Avec son projet de loi sur l’industrie vert, le gouvernement compte faire remonter la part de l’industrie dans le PIB à 15 %, contre 10 % aujourd’hui — Photo : malp

Réindustrialiser et décarboner. Ce sont les deux objectifs du projet de loi sur l’industrie verte que Bruno Le Maire a présenté au conseil des ministres ce mardi 16 mai. Un projet de loi dont Emmanuel Macron avait dévoilé les grandes lignes la semaine passée. Pour conforter la fragile réindustrialisation du pays, le projet de loi joue principalement sur trois leviers : du foncier plus rapidement disponible, de l’argent et des mécanismes de protection favorisant les bons élèves sur le plan environnemental.

Des délais administratifs divisés par deux

Bruno Le Maire a confirmé l’engagement d’Emmanuel Macron : diviser par deux les délais administratifs nécessaires à l’ouverture ou à l’agrandissement d’une usine en France. Ils sont en moyenne de 17 mois aujourd’hui. À comparer aux neuf mois que les mêmes procédures prennent en Allemagne. Le projet de loi doit permettre de les faire passer à 9 mois maximum. Comment ? En amorçant une petite révolution bureaucratique. Les différentes procédures (avis de l’autorité environnementale, enquête publique, permis de construire…) ne seront plus réalisées les unes à la suite des autres, mais en parallèle. "Il n’y a aucune raison que l’on soit plus lent que les autres", appuie Bruno Le Maire. Dans sa présentation à la presse du projet de loi, le ministre de l’Économie n’a en revanche pas dit un mot sur les délais liés aux recours contentieux, qui paralysent les dossiers parfois pour des années, comme l’a mis en lumière notre enquête en Bretagne. Le dossier de presse du gouvernement évoque toutefois à ce sujet le "lancement de travaux interministériels sur la simplification et la réduction des délais du contentieux relatif aux autorisations administratives des projets industriels". Plusieurs pistes sont à l’étude à ce sujet comme "la désignation de juridictions administratives spécialisées".

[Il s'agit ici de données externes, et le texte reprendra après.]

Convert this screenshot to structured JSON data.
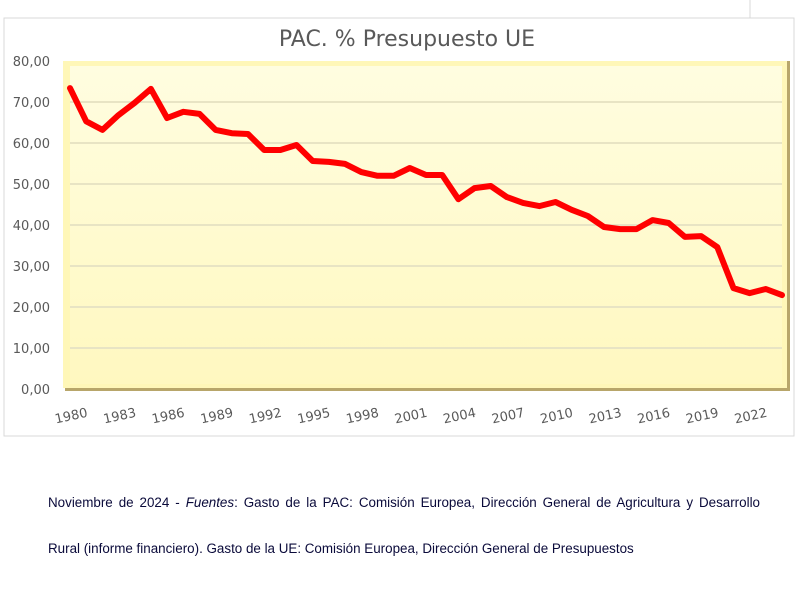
{
  "chart_data": {
    "type": "line",
    "title": "PAC. % Presupuesto UE",
    "xlabel": "",
    "ylabel": "",
    "ylim": [
      0,
      80
    ],
    "y_ticks": [
      "0,00",
      "10,00",
      "20,00",
      "30,00",
      "40,00",
      "50,00",
      "60,00",
      "70,00",
      "80,00"
    ],
    "x_tick_labels": [
      "1980",
      "1983",
      "1986",
      "1989",
      "1992",
      "1995",
      "1998",
      "2001",
      "2004",
      "2007",
      "2010",
      "2013",
      "2016",
      "2019",
      "2022"
    ],
    "grid": true,
    "legend": "none",
    "series": [
      {
        "name": "PAC % Presupuesto UE",
        "color": "#ff0000",
        "x": [
          1980,
          1981,
          1982,
          1983,
          1984,
          1985,
          1986,
          1987,
          1988,
          1989,
          1990,
          1991,
          1992,
          1993,
          1994,
          1995,
          1996,
          1997,
          1998,
          1999,
          2000,
          2001,
          2002,
          2003,
          2004,
          2005,
          2006,
          2007,
          2008,
          2009,
          2010,
          2011,
          2012,
          2013,
          2014,
          2015,
          2016,
          2017,
          2018,
          2019,
          2020,
          2021,
          2022,
          2023,
          2024
        ],
        "values": [
          73.4,
          65.3,
          63.2,
          66.8,
          69.8,
          73.2,
          66.1,
          67.6,
          67.1,
          63.2,
          62.4,
          62.2,
          58.3,
          58.3,
          59.5,
          55.6,
          55.4,
          54.9,
          52.9,
          52.0,
          52.0,
          53.9,
          52.2,
          52.2,
          46.3,
          49.0,
          49.5,
          46.8,
          45.4,
          44.6,
          45.6,
          43.7,
          42.2,
          39.5,
          39.0,
          39.0,
          41.2,
          40.5,
          37.1,
          37.3,
          34.6,
          24.6,
          23.4,
          24.4,
          22.9
        ]
      }
    ],
    "colors": {
      "plot_background": "#fffbcf",
      "grid": "#e8e4c4",
      "axis_text": "#595959"
    }
  },
  "caption": {
    "date": "Noviembre de 2024 - ",
    "sources_label": "Fuentes",
    "text": ": Gasto de la PAC: Comisión Europea, Dirección General de Agricultura y Desarrollo Rural (informe financiero). Gasto de la UE: Comisión Europea, Dirección General de Presupuestos"
  }
}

50 friches et une procédure d’urgence

Pour gagner du temps, l’État compte mettre à disposition des projets industriels 50 friches, déjà dépolluées et réaménagées, s’étendant sur quelque 2 000 hectares. Cet aménagement des friches et la mise à disposition du foncier seront notamment portés par une enveloppe d’un milliard d’euros confiée à la Banque des Territoires. Si l’on en croit Emmanuel Macron, cette action sera prolongée : "On a besoin de 20 000 à 30 000 hectares nouveaux si on veut réindustrialiser massivement. Il se trouve que nous avons dans notre pays de 90 000 à 150 000 hectares de friches industrielles", indique le président de la République.

Et pour certains projets, ceux qui ont un intérêt national à l’image des gigafactories de batteries automobiles ou de semi-conducteurs, l’État veut aller encore plus vite. Pour cela, il prendra la main et agira par décret. "Nous réaliserons l’intégralité des procédures. Nous voulons agir en quelques semaines et non pas en quelques mois", fixe Bruno Le Maire.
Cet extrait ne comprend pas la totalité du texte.